Questa mossa sottolinea un cambio nelle strategie dell’intelligence cinese: fino ad ora la propaganda di Pechino aveva operato unicamente nei confronti di migliorare la percezione che gli altri paesi avessero della Cina stessa, soprattutto in merito alle questioni che più tengono banco a livello internazionale come lo status politico di Taiwan. Ora invece per la prima volta i troll cinesi hanno attivamente messo in piedi una campagna di disinformazione tutta interna agli Stati Uniti, con l’obiettivo di stabilizzarne l’unità politica. Una linea di condotta, insomma, molto più simile al modus operandi russo, le cui ingerenze dirette nell’influenzare l’opinione pubblica statunitense su argomenti politici è stata ampiamente documentata negli anni passati.
Ovviamente anche la Russia ci ha messo del suo in occasione del disastro delle Hawaii: i ricercatori hanno scoperto che il buzz disinformativo russo si è concentrato soprattutto su questioni economiche, cercando di alimentare il dubbio sull’opportunità di continuare a sostenere militarmente l’Ucraina a fronte di un’emergenza interna agli USA che richiederebbe urgenti sostegni economici.
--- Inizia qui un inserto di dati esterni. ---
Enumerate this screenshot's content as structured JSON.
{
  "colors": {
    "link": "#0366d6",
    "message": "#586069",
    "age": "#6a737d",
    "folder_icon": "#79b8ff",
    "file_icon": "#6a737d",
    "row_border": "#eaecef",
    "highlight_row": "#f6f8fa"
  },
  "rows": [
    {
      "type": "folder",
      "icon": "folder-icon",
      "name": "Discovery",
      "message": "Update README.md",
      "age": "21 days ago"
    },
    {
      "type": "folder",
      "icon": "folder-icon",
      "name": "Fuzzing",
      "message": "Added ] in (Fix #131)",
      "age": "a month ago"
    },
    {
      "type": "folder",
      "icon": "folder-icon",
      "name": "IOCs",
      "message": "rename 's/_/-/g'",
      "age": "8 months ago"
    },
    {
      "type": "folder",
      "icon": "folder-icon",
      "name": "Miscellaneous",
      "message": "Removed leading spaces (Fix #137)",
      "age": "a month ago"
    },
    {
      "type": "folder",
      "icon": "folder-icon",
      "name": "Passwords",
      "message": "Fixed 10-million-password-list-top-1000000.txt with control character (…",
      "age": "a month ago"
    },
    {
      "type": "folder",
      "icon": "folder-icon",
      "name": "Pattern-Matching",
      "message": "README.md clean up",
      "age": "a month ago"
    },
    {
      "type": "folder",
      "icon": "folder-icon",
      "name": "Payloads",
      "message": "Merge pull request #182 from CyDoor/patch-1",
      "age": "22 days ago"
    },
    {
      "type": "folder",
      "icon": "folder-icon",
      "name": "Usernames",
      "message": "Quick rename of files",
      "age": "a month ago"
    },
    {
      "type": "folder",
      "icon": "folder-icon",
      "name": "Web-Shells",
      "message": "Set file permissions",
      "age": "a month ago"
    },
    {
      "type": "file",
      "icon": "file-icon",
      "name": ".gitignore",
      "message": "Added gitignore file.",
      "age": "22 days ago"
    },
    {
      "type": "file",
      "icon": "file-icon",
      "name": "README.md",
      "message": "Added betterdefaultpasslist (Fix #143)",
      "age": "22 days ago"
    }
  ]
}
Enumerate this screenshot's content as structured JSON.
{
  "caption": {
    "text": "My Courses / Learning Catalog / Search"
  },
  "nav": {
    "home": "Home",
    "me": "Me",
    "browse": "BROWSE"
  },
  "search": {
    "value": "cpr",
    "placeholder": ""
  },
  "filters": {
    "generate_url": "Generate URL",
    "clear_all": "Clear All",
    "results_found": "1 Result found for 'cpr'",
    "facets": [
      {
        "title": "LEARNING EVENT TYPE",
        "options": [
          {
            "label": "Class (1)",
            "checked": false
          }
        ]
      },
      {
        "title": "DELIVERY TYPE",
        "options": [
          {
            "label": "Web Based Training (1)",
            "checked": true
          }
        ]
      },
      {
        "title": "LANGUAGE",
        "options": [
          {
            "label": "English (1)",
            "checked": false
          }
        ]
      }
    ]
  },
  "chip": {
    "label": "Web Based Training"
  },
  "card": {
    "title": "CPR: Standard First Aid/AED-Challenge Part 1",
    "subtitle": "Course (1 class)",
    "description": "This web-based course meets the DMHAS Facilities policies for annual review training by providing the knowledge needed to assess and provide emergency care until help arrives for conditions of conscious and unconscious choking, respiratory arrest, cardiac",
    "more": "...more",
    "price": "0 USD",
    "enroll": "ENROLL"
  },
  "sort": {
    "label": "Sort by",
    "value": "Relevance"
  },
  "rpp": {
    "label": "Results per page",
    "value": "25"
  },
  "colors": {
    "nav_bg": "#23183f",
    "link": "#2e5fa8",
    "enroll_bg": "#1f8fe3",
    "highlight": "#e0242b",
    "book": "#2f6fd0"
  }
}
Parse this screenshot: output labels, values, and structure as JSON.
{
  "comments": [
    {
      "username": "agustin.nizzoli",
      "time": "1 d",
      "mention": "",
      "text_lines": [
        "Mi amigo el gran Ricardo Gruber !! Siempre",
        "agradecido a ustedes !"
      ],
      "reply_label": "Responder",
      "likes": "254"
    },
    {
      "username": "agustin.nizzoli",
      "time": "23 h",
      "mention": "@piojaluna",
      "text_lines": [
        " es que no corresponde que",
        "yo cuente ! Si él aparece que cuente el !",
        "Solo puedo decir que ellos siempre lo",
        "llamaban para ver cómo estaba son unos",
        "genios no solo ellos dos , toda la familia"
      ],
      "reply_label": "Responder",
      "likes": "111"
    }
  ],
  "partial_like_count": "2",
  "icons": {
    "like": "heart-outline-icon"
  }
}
Sebbene non ci siano prove di una strategia messa in piedi di comune accordo tra Cina e Russia contro gli Stati Uniti, il caso delle Hawaii fa riflettere sulla necessità di tenere alta la guardia su argomenti quali cybersecurity e controllo delle fonti di informazione. Gli effetti di tali attività di disturbo sulle prossime elezioni presidenziali, se prese sottogamba, potrebbero avere effetti devastanti sul futuro del paese e dell’intero mondo occidentale.